Peki dün ile bu gün arasında ne değişti Özgür Bey? Dün, “DEM Parti ile birlikte bu ülkeyi yönetmeye hazırız” derken, bugün “ittifak” ifadesini dahi düşmanlaştırmaya çalışan bu yaklaşım, milletin aklıyla alay etmek değilse nedir?

Malatya’daki mitingde kullandığınız dil, yapıcı bir muhalefet liderinin dili değil, toplumu germeyi siyasi sermayeye dönüştürmeye çalışan bir siyasetçinin diliydi. “Tayyip Erdoğan düş yakamızdan” gibi kutuplaştırıcı ifadeler, birleştirici değil, ayrıştırıcıdır. “Vatandaşlık bilinci yerine ümmet bilinci dayatılıyor” demek, milletin inanç değerlerine saldırmak değil midir? İnancı kutuplaşmanın nesnesi hâline getirmek hangi demokratik anlayışla bağdaşır?

En dikkat çekici çelişki ise terörle mücadele konusundaki tutumunuzda ortaya çıkıyor.
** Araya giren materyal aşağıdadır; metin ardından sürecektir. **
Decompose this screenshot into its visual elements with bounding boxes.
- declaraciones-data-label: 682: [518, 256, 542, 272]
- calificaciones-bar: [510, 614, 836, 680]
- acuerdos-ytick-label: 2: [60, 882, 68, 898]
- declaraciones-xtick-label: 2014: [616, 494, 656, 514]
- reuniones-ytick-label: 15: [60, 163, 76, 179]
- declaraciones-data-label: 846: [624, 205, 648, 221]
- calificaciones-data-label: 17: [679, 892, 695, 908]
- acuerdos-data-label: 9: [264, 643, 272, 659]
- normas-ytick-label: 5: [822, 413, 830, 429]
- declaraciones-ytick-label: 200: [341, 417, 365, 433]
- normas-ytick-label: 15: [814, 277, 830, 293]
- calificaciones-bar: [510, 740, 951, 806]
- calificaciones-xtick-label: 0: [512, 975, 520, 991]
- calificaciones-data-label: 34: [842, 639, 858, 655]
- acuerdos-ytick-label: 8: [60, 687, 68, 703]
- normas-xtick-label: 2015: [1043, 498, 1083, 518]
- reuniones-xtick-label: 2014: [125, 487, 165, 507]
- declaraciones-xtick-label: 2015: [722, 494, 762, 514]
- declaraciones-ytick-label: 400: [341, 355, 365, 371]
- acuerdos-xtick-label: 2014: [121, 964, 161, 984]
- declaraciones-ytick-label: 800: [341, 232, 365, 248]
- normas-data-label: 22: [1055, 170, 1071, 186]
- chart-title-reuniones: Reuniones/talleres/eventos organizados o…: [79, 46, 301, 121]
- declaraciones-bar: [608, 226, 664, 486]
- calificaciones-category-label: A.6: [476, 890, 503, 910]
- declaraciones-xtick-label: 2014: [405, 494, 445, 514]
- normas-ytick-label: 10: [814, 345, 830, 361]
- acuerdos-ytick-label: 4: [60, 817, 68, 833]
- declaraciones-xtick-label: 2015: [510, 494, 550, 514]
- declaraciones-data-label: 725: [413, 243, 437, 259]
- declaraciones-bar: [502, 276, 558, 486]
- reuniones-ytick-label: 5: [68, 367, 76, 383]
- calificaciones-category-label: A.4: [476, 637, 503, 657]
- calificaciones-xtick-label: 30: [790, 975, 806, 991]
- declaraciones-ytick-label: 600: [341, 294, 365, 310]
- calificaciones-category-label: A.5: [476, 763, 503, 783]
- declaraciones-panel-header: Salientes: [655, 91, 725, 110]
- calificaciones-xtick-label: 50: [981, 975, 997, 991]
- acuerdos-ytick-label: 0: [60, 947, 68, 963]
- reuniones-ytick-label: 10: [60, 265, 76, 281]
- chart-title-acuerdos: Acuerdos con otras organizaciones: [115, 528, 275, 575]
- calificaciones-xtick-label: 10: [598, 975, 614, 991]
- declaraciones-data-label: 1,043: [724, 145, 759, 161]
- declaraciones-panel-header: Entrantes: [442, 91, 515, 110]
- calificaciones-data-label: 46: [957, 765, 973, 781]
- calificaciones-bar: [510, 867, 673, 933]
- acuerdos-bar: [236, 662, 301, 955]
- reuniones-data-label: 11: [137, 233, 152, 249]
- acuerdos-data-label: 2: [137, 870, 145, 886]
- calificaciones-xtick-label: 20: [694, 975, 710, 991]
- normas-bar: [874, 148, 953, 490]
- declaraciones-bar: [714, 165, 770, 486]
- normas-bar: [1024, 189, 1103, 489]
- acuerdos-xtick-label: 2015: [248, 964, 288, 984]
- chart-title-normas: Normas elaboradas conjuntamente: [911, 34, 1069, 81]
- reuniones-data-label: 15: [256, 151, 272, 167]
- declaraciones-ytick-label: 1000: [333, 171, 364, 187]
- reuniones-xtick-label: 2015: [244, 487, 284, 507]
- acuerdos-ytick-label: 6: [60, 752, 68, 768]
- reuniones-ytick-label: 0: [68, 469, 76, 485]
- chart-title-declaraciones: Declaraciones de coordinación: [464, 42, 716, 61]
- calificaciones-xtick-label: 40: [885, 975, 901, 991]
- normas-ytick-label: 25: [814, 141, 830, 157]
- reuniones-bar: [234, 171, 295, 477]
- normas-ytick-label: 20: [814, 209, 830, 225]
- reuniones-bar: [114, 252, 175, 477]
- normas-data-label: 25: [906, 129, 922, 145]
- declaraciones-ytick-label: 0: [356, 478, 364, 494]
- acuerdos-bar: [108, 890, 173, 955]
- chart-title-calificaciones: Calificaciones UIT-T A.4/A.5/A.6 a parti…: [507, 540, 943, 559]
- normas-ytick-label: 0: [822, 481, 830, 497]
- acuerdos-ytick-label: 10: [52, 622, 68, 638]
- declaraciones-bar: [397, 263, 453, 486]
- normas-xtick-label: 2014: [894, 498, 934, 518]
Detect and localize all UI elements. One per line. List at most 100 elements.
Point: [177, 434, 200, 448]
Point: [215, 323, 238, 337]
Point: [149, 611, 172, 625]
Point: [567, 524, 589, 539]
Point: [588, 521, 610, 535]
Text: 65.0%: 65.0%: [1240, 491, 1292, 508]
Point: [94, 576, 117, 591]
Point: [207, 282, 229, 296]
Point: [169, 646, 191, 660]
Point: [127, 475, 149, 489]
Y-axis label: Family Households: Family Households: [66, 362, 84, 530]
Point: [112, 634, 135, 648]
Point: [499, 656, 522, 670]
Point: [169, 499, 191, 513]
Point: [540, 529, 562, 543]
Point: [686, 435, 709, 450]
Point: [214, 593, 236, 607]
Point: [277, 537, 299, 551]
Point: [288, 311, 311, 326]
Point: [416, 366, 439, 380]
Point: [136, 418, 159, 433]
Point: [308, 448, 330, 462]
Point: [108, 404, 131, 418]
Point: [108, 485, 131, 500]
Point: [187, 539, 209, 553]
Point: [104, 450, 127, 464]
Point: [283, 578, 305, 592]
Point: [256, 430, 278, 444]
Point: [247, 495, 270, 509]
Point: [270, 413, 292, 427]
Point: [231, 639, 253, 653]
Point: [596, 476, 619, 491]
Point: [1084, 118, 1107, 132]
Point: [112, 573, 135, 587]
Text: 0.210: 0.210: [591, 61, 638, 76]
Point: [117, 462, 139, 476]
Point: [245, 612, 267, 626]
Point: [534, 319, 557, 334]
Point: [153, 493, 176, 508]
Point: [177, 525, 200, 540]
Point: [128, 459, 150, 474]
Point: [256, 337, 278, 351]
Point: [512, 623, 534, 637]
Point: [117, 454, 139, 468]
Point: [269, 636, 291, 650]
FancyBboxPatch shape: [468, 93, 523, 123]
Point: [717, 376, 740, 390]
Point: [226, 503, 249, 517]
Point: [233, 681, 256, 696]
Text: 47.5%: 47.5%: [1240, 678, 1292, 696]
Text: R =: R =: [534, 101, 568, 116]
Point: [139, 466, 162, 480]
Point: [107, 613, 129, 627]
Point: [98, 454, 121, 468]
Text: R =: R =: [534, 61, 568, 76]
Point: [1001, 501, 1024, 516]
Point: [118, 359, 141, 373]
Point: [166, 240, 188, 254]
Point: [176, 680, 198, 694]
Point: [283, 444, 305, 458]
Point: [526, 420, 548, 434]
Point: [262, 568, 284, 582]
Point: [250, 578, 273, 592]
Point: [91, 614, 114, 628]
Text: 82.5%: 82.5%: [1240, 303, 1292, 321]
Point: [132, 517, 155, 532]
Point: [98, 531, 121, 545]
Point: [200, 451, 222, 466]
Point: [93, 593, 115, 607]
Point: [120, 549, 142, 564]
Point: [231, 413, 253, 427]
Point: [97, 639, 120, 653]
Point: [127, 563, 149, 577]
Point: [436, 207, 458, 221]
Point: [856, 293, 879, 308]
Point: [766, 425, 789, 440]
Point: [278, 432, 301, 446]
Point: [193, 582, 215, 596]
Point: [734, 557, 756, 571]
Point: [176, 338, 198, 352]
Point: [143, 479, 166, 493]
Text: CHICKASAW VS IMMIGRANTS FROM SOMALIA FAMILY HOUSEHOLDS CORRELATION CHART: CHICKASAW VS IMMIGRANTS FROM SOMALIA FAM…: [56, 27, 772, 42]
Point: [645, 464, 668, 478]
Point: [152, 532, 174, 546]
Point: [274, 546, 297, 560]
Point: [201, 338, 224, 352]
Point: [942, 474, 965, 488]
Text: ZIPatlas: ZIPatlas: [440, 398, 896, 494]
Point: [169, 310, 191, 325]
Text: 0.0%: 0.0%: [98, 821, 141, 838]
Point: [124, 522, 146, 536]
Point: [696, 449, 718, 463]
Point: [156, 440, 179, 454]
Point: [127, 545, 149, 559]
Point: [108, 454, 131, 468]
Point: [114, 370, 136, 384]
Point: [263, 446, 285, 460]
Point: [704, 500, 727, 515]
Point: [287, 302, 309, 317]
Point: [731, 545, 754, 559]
Daha düne kadar “çözüm sürecinde yoktuk” diyerek şehitlere gönderme yapan bir lider olarak, bugün aynı DEM Parti ile kurulan ilişkilere saldırmanız ve bu çatıya yönelik eleştirileriniz, çelişkili duruşunuzu açıkça ortaya koymaktadır. Asıl mesele terörle mücadele değil, bu mücadelenin sizin dışınızda şekilleniyor olmasıdır. Kendi dışlandığınız her milli duruşa karşı pozisyon almak, ülke menfaatini değil, parti çıkarını öncelemektir.

Siyasi dilinize hâkim olan ötekileştirici üslup, genç işsizliği, enflasyon ya da tarımsal sorunlar gibi gerçek meselelere temas etseniz bile, bu sorunların dahi bir istismar aracına dönüştürüldüğünü göstermektedir. Mezhep kimlikleri üzerinden hükümete saldırmak; Türkiye’yi mezhep çatışmalarına sürüklemek isteyen karanlık odakların diliyle örtüşmektedir. Bu, muhalefet değil; toplumun huzuruna kast eden bir provokasyondur.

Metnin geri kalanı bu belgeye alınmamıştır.